Monday, February 25, 2008

The Proteus chapter has been the most experimental chapter we have read so far. By experimental I mean that it was incredibly elusive and hard to follow. As the title of the chapter calls itself Proteus, the shape-shifting ruler of the sea (second to Poseidon), I could have anticipated a radical departure from continuity and a radical interpretation of the changing of form.
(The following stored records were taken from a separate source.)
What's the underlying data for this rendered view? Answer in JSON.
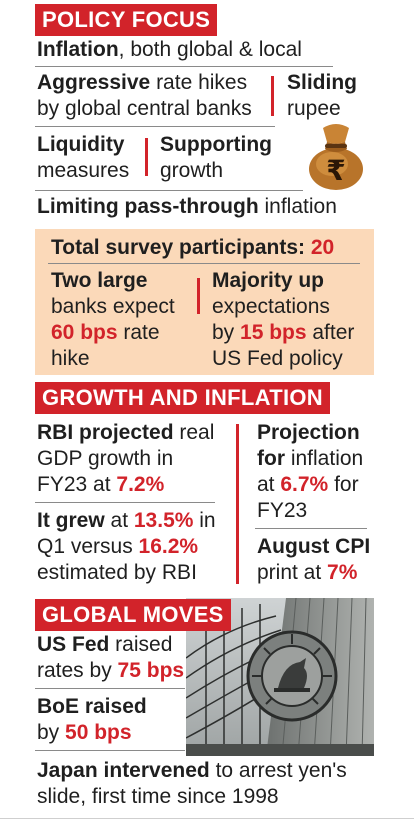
{
  "policy_focus": {
    "tag": "POLICY FOCUS",
    "l1_b": "Inflation",
    "l1_t": ", both global & local",
    "l2_b": "Aggressive",
    "l2_t": " rate hikes",
    "l3": "by global central banks",
    "sliding_b": "Sliding",
    "sliding_t": "rupee",
    "liq_b": "Liquidity",
    "liq_t": "measures",
    "sup_b": "Supporting",
    "sup_t": "growth",
    "lim_b": "Limiting pass-through",
    "lim_t": " inflation"
  },
  "survey": {
    "total_label": "Total survey participants: ",
    "total_value": "20",
    "left_b": "Two large",
    "left_l2": "banks expect",
    "left_r": "60 bps",
    "left_l3": " rate",
    "left_l4": "hike",
    "right_b": "Majority up",
    "right_l2": "expectations",
    "right_l3a": "by ",
    "right_r": "15 bps",
    "right_l3b": " after",
    "right_l4": "US Fed policy"
  },
  "growth": {
    "tag": "GROWTH AND INFLATION",
    "a_b": "RBI projected",
    "a_t": " real",
    "a_l2": "GDP growth in",
    "a_l3": "FY23 at ",
    "a_r": "7.2%",
    "b_b": "It grew",
    "b_t1": " at ",
    "b_r1": "13.5%",
    "b_t2": " in",
    "b_l2": "Q1 versus ",
    "b_r2": "16.2%",
    "b_l3": "estimated by RBI",
    "c_b1": "Projection",
    "c_b2": "for",
    "c_t2": " inflation",
    "c_l3a": "at ",
    "c_r": "6.7%",
    "c_l3b": " for",
    "c_l4": "FY23",
    "d_b": "August CPI",
    "d_l2": "print at ",
    "d_r": "7%"
  },
  "global": {
    "tag": "GLOBAL MOVES",
    "a_b": "US Fed",
    "a_t": " raised",
    "a_l2": "rates by ",
    "a_r": "75 bps",
    "b_b": "BoE raised",
    "b_l2": "by ",
    "b_r": "50 bps",
    "c_b": "Japan intervened",
    "c_t": " to arrest yen's",
    "c_l2": "slide, first time since 1998"
  },
  "icons": [
    "money-bag-rupee-icon",
    "rbi-building-photo",
    "rbi-seal-emblem"
  ],
  "colors": {
    "accent": "#d2232a",
    "panel": "#fbd9b9",
    "text": "#1f1f1f"
  }
}
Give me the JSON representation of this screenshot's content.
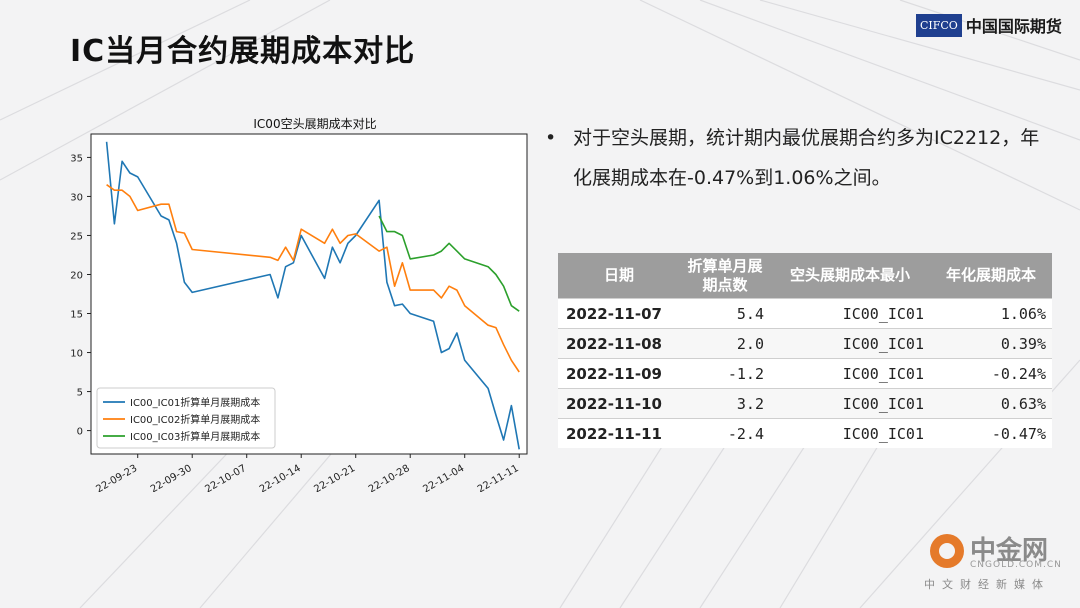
{
  "slide": {
    "title": "IC当月合约展期成本对比",
    "logo_box": "CIFCO",
    "logo_text": "中国国际期货"
  },
  "bullet": {
    "marker": "•",
    "text": "对于空头展期，统计期内最优展期合约多为IC2212，年化展期成本在-0.47%到1.06%之间。"
  },
  "table": {
    "headers": [
      "日期",
      "折算单月展期点数",
      "空头展期成本最小",
      "年化展期成本"
    ],
    "rows": [
      [
        "2022-11-07",
        "5.4",
        "IC00_IC01",
        "1.06%"
      ],
      [
        "2022-11-08",
        "2.0",
        "IC00_IC01",
        "0.39%"
      ],
      [
        "2022-11-09",
        "-1.2",
        "IC00_IC01",
        "-0.24%"
      ],
      [
        "2022-11-10",
        "3.2",
        "IC00_IC01",
        "0.63%"
      ],
      [
        "2022-11-11",
        "-2.4",
        "IC00_IC01",
        "-0.47%"
      ]
    ]
  },
  "watermark": {
    "name": "中金网",
    "domain": "CNGOLD.COM.CN",
    "sub": "中文财经新媒体"
  },
  "colors": {
    "series1": "#1f77b4",
    "series2": "#ff7f0e",
    "series3": "#2ca02c",
    "header_gray": "#9d9d9d"
  },
  "chart_data": {
    "type": "line",
    "title": "IC00空头展期成本对比",
    "xlabel": "",
    "ylabel": "",
    "x_tick_labels": [
      "22-09-23",
      "22-09-30",
      "22-10-07",
      "22-10-14",
      "22-10-21",
      "22-10-28",
      "22-11-04",
      "22-11-11"
    ],
    "y_ticks": [
      0,
      5,
      10,
      15,
      20,
      25,
      30,
      35
    ],
    "xlim": [
      "2022-09-17",
      "2022-11-12"
    ],
    "ylim": [
      -3,
      38
    ],
    "grid": false,
    "legend_position": "lower-left",
    "series": [
      {
        "name": "IC00_IC01折算单月展期成本",
        "points": [
          [
            "2022-09-19",
            37.0
          ],
          [
            "2022-09-20",
            26.5
          ],
          [
            "2022-09-21",
            34.5
          ],
          [
            "2022-09-22",
            33.0
          ],
          [
            "2022-09-23",
            32.5
          ],
          [
            "2022-09-26",
            27.5
          ],
          [
            "2022-09-27",
            27.0
          ],
          [
            "2022-09-28",
            24.0
          ],
          [
            "2022-09-29",
            19.0
          ],
          [
            "2022-09-30",
            17.7
          ],
          [
            "2022-10-10",
            20.0
          ],
          [
            "2022-10-11",
            17.0
          ],
          [
            "2022-10-12",
            21.0
          ],
          [
            "2022-10-13",
            21.5
          ],
          [
            "2022-10-14",
            25.0
          ],
          [
            "2022-10-17",
            19.5
          ],
          [
            "2022-10-18",
            23.5
          ],
          [
            "2022-10-19",
            21.5
          ],
          [
            "2022-10-20",
            24.0
          ],
          [
            "2022-10-21",
            25.0
          ],
          [
            "2022-10-24",
            29.5
          ],
          [
            "2022-10-25",
            19.0
          ],
          [
            "2022-10-26",
            16.0
          ],
          [
            "2022-10-27",
            16.2
          ],
          [
            "2022-10-28",
            15.0
          ],
          [
            "2022-10-31",
            14.0
          ],
          [
            "2022-11-01",
            10.0
          ],
          [
            "2022-11-02",
            10.5
          ],
          [
            "2022-11-03",
            12.5
          ],
          [
            "2022-11-04",
            9.0
          ],
          [
            "2022-11-07",
            5.4
          ],
          [
            "2022-11-08",
            2.0
          ],
          [
            "2022-11-09",
            -1.2
          ],
          [
            "2022-11-10",
            3.2
          ],
          [
            "2022-11-11",
            -2.4
          ]
        ]
      },
      {
        "name": "IC00_IC02折算单月展期成本",
        "points": [
          [
            "2022-09-19",
            31.5
          ],
          [
            "2022-09-20",
            30.8
          ],
          [
            "2022-09-21",
            30.8
          ],
          [
            "2022-09-22",
            30.0
          ],
          [
            "2022-09-23",
            28.2
          ],
          [
            "2022-09-26",
            29.0
          ],
          [
            "2022-09-27",
            29.0
          ],
          [
            "2022-09-28",
            25.5
          ],
          [
            "2022-09-29",
            25.3
          ],
          [
            "2022-09-30",
            23.2
          ],
          [
            "2022-10-10",
            22.2
          ],
          [
            "2022-10-11",
            21.8
          ],
          [
            "2022-10-12",
            23.5
          ],
          [
            "2022-10-13",
            21.8
          ],
          [
            "2022-10-14",
            25.8
          ],
          [
            "2022-10-17",
            24.0
          ],
          [
            "2022-10-18",
            25.8
          ],
          [
            "2022-10-19",
            24.0
          ],
          [
            "2022-10-20",
            25.0
          ],
          [
            "2022-10-21",
            25.2
          ],
          [
            "2022-10-24",
            23.0
          ],
          [
            "2022-10-25",
            23.5
          ],
          [
            "2022-10-26",
            18.5
          ],
          [
            "2022-10-27",
            21.5
          ],
          [
            "2022-10-28",
            18.0
          ],
          [
            "2022-10-31",
            18.0
          ],
          [
            "2022-11-01",
            17.0
          ],
          [
            "2022-11-02",
            18.5
          ],
          [
            "2022-11-03",
            18.0
          ],
          [
            "2022-11-04",
            16.0
          ],
          [
            "2022-11-07",
            13.5
          ],
          [
            "2022-11-08",
            13.2
          ],
          [
            "2022-11-09",
            11.0
          ],
          [
            "2022-11-10",
            9.0
          ],
          [
            "2022-11-11",
            7.5
          ]
        ]
      },
      {
        "name": "IC00_IC03折算单月展期成本",
        "points": [
          [
            "2022-10-24",
            27.5
          ],
          [
            "2022-10-25",
            25.5
          ],
          [
            "2022-10-26",
            25.5
          ],
          [
            "2022-10-27",
            25.0
          ],
          [
            "2022-10-28",
            22.0
          ],
          [
            "2022-10-31",
            22.5
          ],
          [
            "2022-11-01",
            23.0
          ],
          [
            "2022-11-02",
            24.0
          ],
          [
            "2022-11-03",
            23.0
          ],
          [
            "2022-11-04",
            22.0
          ],
          [
            "2022-11-07",
            21.0
          ],
          [
            "2022-11-08",
            20.0
          ],
          [
            "2022-11-09",
            18.5
          ],
          [
            "2022-11-10",
            16.0
          ],
          [
            "2022-11-11",
            15.3
          ]
        ]
      }
    ]
  }
}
Rather than the change of body, “Proteus” as a shape shifter, is better personified by Steven’s change of mind. As he first steps on the beach his mind dwells on what he sees, and looks at everything with equal scrutiny. “Signatures of things I am here to read, seaspawn and seawrack, the nearing tide, that rusty boot. Snot green, bluesilver, rust; colored signs.” But then he decides to close his eyes and everything goes haywire. Stevens mind begins to go one hundred miles an hour, changing from this to that. Sometimes not even reaching a full sentence. Just a word, and then something else. He dives into his past, then back to the present, then into the further past, and then the future. All the while, the passages are written with the same amount of importance. At times, for example when he thinks about going to his aunt and uncles house, I couldn’t figure out if he was just thinking about it or actually going there. In conjunction with Homer, it is the reader who is Menelaus and Steven’s thought process personifies Proteus. It is a beautiful comparison; Proteus and the mind.
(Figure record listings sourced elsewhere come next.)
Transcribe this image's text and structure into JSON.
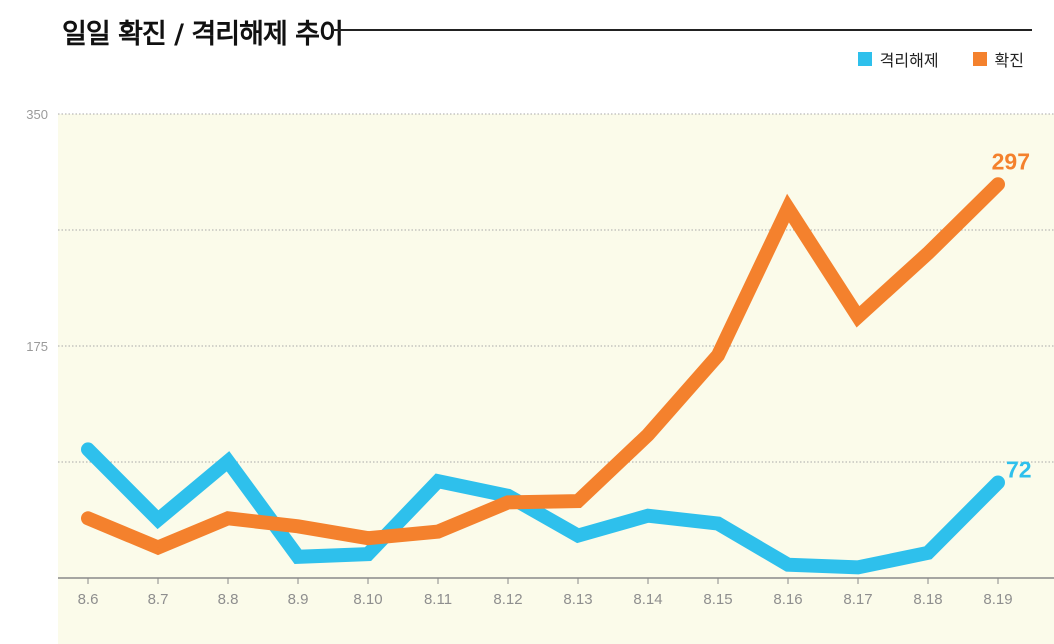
{
  "title": "일일 확진 / 격리해제 추이",
  "legend": [
    {
      "label": "격리해제",
      "color": "#2ec0ec"
    },
    {
      "label": "확진",
      "color": "#f4812d"
    }
  ],
  "chart_data": {
    "type": "line",
    "title": "일일 확진 / 격리해제 추이",
    "categories": [
      "8.6",
      "8.7",
      "8.8",
      "8.9",
      "8.10",
      "8.11",
      "8.12",
      "8.13",
      "8.14",
      "8.15",
      "8.16",
      "8.17",
      "8.18",
      "8.19"
    ],
    "y_ticks": [
      "350",
      "175"
    ],
    "ylim": [
      0,
      350
    ],
    "grid": true,
    "legend_position": "top-right",
    "background_color": "#fbfbea",
    "series": [
      {
        "name": "격리해제",
        "color": "#2ec0ec",
        "values": [
          97,
          44,
          88,
          16,
          18,
          73,
          62,
          32,
          47,
          41,
          10,
          8,
          19,
          72
        ],
        "end_label": "72"
      },
      {
        "name": "확진",
        "color": "#f4812d",
        "values": [
          45,
          23,
          45,
          39,
          30,
          35,
          57,
          58,
          108,
          168,
          279,
          197,
          245,
          297
        ],
        "end_label": "297"
      }
    ]
  }
}
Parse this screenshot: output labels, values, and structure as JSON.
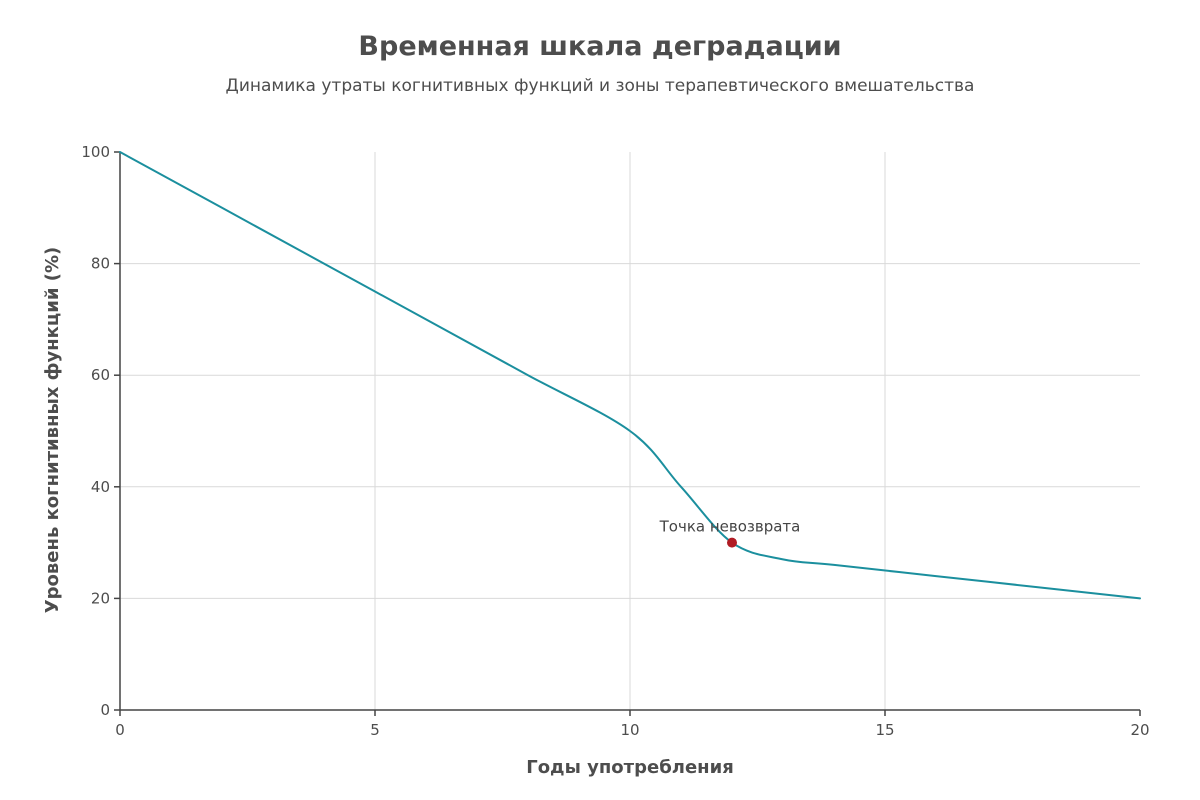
{
  "chart_data": {
    "type": "line",
    "title": "Временная шкала деградации",
    "subtitle": "Динамика утраты когнитивных функций и зоны терапевтического вмешательства",
    "xlabel": "Годы употребления",
    "ylabel": "Уровень когнитивных функций (%)",
    "xlim": [
      0,
      20
    ],
    "ylim": [
      0,
      100
    ],
    "x_ticks": [
      0,
      5,
      10,
      15,
      20
    ],
    "y_ticks": [
      0,
      20,
      40,
      60,
      80,
      100
    ],
    "grid": true,
    "series": [
      {
        "name": "Уровень когнитивных функций",
        "x": [
          0,
          2,
          4,
          6,
          8,
          10,
          11,
          12,
          13,
          14,
          16,
          18,
          20
        ],
        "values": [
          100,
          90,
          80,
          70,
          60,
          50,
          40,
          30,
          27,
          26,
          24,
          22,
          20
        ],
        "color": "#1b8f9e"
      }
    ],
    "annotations": [
      {
        "label": "Точка невозврата",
        "x": 12,
        "y": 30,
        "color": "#b01c24"
      }
    ]
  }
}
One part that I found very confusing is when Steven find the dogsbody. I am still not sure whether it is Steven who transforms into a dogsbody, or whether he just sees it. Remember, the dog goes over the smell the dogsbody.
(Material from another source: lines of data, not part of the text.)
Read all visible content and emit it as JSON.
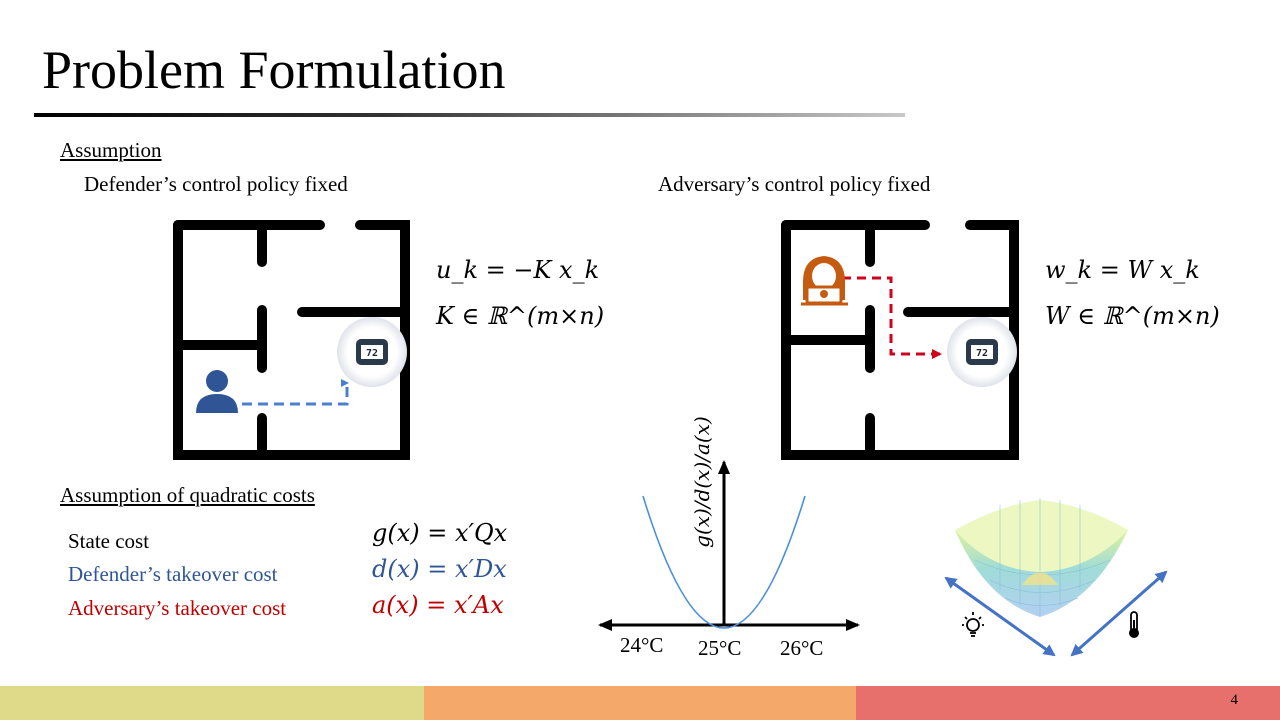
{
  "slide": {
    "title": "Problem Formulation",
    "page_number": "4"
  },
  "assumption": {
    "heading": "Assumption",
    "defender_caption": "Defender’s control policy fixed",
    "adversary_caption": "Adversary’s control policy fixed",
    "defender_eq1": "u_k = −K x_k",
    "defender_eq2": "K ∈ ℝ^(m×n)",
    "adversary_eq1": "w_k = W x_k",
    "adversary_eq2": "W ∈ ℝ^(m×n)",
    "thermostat_display": "72"
  },
  "costs": {
    "heading": "Assumption of quadratic costs",
    "state_label": "State cost",
    "defender_label": "Defender’s takeover cost",
    "adversary_label": "Adversary’s takeover cost",
    "state_eq": "g(x) = x′Qx",
    "defender_eq": "d(x) = x′Dx",
    "adversary_eq": "a(x) = x′Ax",
    "defender_color": "#2f5597",
    "adversary_color": "#c00000"
  },
  "plot": {
    "ylabel": "g(x)/d(x)/a(x)",
    "ticks": [
      "24°C",
      "25°C",
      "26°C"
    ],
    "curve_color": "#4a90d9"
  },
  "icons": {
    "defender": "person-icon",
    "adversary": "hacker-icon",
    "thermostat": "thermostat-icon",
    "light": "lightbulb-icon",
    "temperature": "thermometer-icon"
  },
  "footer_colors": [
    "#dfd98a",
    "#f4a86a",
    "#e8706c"
  ]
}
“Ah, good old dogsbody. Here lies dogsbody’s body.
-Tatters! Get out of that, you mongrel.
The cry brought him skulking back to his master and a blunt bootless kick sent him unscathed across a spit of sand, crouched in flight. He slunk back in a curve. Doesn’t see me…”
I cant tell whether it is Steven or the dogsbody that the master calls his dog away from. Does the dogsbody refer to the way Steven sees himself? Or the way he assumes other people to see him?